Aunque sean adultos, los hijos resienten el divorcio

A la edad que sea, los hijos experimentaran miedo y resistencia al divorcio de sus padres.
Aunque sean adultos, los hijos resienten el divorcio
Los hijos resienten el divorcio de sus padres, no importa su edad.
Foto: thinkstock

Sin importar la edad que tengan, los hijos se ven afectados por el divorcio de sus padres. Mientras los pequeños experimentan culpabilidad por la separación, los adultos jóvenes sienten que ellos deben resolver la situación, especialmente del que queda en estado de desamparo.

Los hijos adultos sienten la necesidad de hacer algo, de resolver lo que está sucediendo. Esto provoca que en lugar de acompañar a sus padres en el proceso, carguen con él y se hagan responsables de éste, lo cual es un error, pues no es su papel, asegura Gabriela Garmendia, psicoterapeuta del Instituto de Entrenamiento en Pareja y Familia.

La especialista indica que, además, no vive de la misma forma el divorcio de los padres un hijo independiente que ha salido del hogar para crear su propio sistema familiar que el que sigue dependiendo de los papás.

“Por ejemplo, el divorcio puede afectar la capacidad de los padres para ayudar a éstos últimos financieramente, porque se da una separación de los bienes”, comenta.

Ante esto el hijo que no es autosuficiente y se queda con el padre en situación de desamparo decide trabajar para mantener a ambos, en lugar de sólo hacer dinero para hacerse cargo de él mismo.

La economía del hijo con familia se ve afectada porque decide ayudar a su mamá deprimida llevándosela a su casa o dándole una mensualidad.

“Los hijos deben tener claro que están para escuchar y apoyar, no para resolver. Su papel tampoco es ser intermediarios entre uno y otro padre, ni son quienes deben tomar las decisiones.

“Esto es muy común en la cultura latina.
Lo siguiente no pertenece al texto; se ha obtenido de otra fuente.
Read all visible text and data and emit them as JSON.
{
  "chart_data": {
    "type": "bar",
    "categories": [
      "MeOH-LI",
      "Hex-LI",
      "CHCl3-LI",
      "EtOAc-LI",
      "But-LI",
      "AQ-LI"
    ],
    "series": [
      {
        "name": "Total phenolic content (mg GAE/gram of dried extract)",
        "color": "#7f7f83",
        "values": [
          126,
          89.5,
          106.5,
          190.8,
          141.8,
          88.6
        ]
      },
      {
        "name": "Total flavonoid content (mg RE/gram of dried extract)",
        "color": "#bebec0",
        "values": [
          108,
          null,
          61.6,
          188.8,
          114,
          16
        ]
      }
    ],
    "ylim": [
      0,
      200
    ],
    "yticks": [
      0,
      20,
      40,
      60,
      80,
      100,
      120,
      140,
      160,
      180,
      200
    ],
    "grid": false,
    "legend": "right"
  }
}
Existe la creencia de que amar a los padres significa hacerse cargo y responsable de ellos y lo mismo sucede por parte de los padres hacia los hijos. A los hijos les debe quedar claro que los padres no viven lo que están viviendo como algo fortuito, ellos lo decidieron“, precisa.

Menciona que ante la separación, el hijo que no es autosuficiente en lugar de que esté enfocado en su proceso de formación, en su desarrollo, en su independencia, en su futuro, se ve forzado a detener su mirada en la relación de los padres y en su proceso de ruptura, lo que podría afectar seriamente un adecuado crecimiento y madurez emocional, advierte Garmendia.

El divorcio, además, puede significar para él el inicio de una serie de planteamientos sobre lo que es la relación de pareja y el matrimonio.

“Si en el matrimonio los padres se enfocaron a tratar de resolver los conflictos en la intimidad y de aparentar que la relación era buena puede representar un fuerte impacto para el hijo, porque idealizó la relación. Esa ruptura va a causar una gran desilusión y sentimientos encontrados. Se sienten engañados”, asegura.

Ahora si la relación se caracterizó por conflictos, en ese momento el divorcio podrá representar la esperanza que el matrimonio no es una cárcel de la que no es posible escapar.

Cuando los hijos ya formaron su propia familia se establecen una serie de hábitos respecto al funcionamiento familiar, por ejemplo: cómo se celebran las navidades. Ante el divorcio, éstos hijos enfrentan la disyuntiva de con quién pasarán esta celebración, por ejemplo.

La dinámica de su propia familia se verá muy afectada porque en lugar de estar pendiente de solucionar los problemas de su familia, ahora tratará de solucionar el problema de los padres.

Los hijos deben tener claro que cuando los padres se divorcian es normal que experimenten una gran cantidad de sentimientos diferentes, como enojo, miedo y tristeza.

Hablar con alguien sobre cómo se sienten puede resultar útil. En ocasiones, el solo hecho de hacerlo representa un gran alivio. Garmendia recomienda tanto a los papás como a los hijos pedir apoyo y orientación profesional para transitar este proceso.

“El divorcio en cualquier circunstancia y a cualquier edad de los hijos es un proceso difícil porque trae como consecuencia pérdidas simultáneas e implica una reorganización de la dinámica familiar que afecta de una y otra manera a todos los miembros de la familia”.